Sur Terre, les liquides ioniques sont principalement synthétisés à des fins industrielles. Ils ne se produisent pas naturellement, sauf dans un cas spécifique, dans lequel le liquide est généré à partir du mélange de venins produits par deux espèces rivales de fourmis.

L'équipe a décidé d'étudier dans quelles conditions le liquide ionique pourrait être produit naturellement, et sur quelle gamme de températures et de pressions. En laboratoire, ils ont mélangé de l'acide sulfurique avec divers composés organiques contenant de l'azote. Dans les travaux antérieurs, l'équipe de Seager avait découvert que les composés, dont certains peuvent être considérés comme des ingrédients associés à la vie, sont étonnamment stables dans l'acide sulfurique.

« Au lycée, vous apprenez qu'un acide veut donner un proton », explique Seager. « Et curieusement, nous savions par notre travail passé avec l'acide sulfurique (le composant principal des nuages de Vénus) et les composés contenant de l'azote, qu'un azote veut recevoir un hydrogène.
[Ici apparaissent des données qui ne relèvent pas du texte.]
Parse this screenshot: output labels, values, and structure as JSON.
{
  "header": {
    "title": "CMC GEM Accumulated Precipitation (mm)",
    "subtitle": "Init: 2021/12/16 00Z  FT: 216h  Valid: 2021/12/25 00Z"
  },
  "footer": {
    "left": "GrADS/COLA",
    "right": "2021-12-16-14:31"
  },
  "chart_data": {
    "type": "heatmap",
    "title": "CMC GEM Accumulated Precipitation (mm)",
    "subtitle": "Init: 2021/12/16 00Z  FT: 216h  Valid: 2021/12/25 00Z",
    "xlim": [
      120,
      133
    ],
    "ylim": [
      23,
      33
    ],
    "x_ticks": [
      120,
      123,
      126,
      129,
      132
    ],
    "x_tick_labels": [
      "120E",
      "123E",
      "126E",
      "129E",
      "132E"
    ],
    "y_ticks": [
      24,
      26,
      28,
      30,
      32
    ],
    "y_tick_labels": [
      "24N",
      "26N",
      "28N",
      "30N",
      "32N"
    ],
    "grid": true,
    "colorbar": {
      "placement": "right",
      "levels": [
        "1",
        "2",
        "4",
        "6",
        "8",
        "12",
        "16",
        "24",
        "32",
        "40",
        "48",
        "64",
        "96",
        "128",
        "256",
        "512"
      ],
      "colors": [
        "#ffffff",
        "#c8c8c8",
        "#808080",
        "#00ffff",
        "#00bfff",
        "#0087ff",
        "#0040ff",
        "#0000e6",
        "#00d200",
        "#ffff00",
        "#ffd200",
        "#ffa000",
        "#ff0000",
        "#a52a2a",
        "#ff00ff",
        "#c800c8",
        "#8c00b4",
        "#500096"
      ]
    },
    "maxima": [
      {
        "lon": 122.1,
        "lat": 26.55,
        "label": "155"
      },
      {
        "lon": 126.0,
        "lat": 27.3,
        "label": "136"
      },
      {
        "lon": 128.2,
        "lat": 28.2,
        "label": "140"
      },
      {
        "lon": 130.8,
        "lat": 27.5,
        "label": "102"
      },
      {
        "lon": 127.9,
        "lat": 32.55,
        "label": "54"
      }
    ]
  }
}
C'est comme si la poubelle d'une personne était le trésor d'une autre personne. »

La réaction pourrait produire un peu de liquide ionique si l'acide sulfurique et l'organisme contenant de l'azote étaient dans un rapport un à un – un rapport qui n'était pas un objectif des travaux antérieurs. Pour leur nouvelle étude, Seager et Agrawal mixtes d'acide sulfurique avec plus de 30 composés organiques contenant de l'azote différents, à travers une gamme de températures et de pressions, ont ensuite observé si le liquide ionique s'est formé lorsqu'ils ont évaporé l'acide sulfurique dans divers flacons. Ils ont également mélangé les ingrédients sur des roches de basalte, qui sont connues pour exister à la surface de nombreuses planètes rocheuses.

« Nous étions juste étonnés que le liquide ionique se forme dans de nombreuses conditions différentes », explique Seager. « Si vous mettez l'acide sulfurique et l'organique sur une roche, l'excès d'acide sulfurique s'infiltre dans les pores de la roche, mais il vous reste toujours avec une goutte de liquide ionique sur la roche. Tout ce que nous avons essayé, un liquide ionique est toujours formé. »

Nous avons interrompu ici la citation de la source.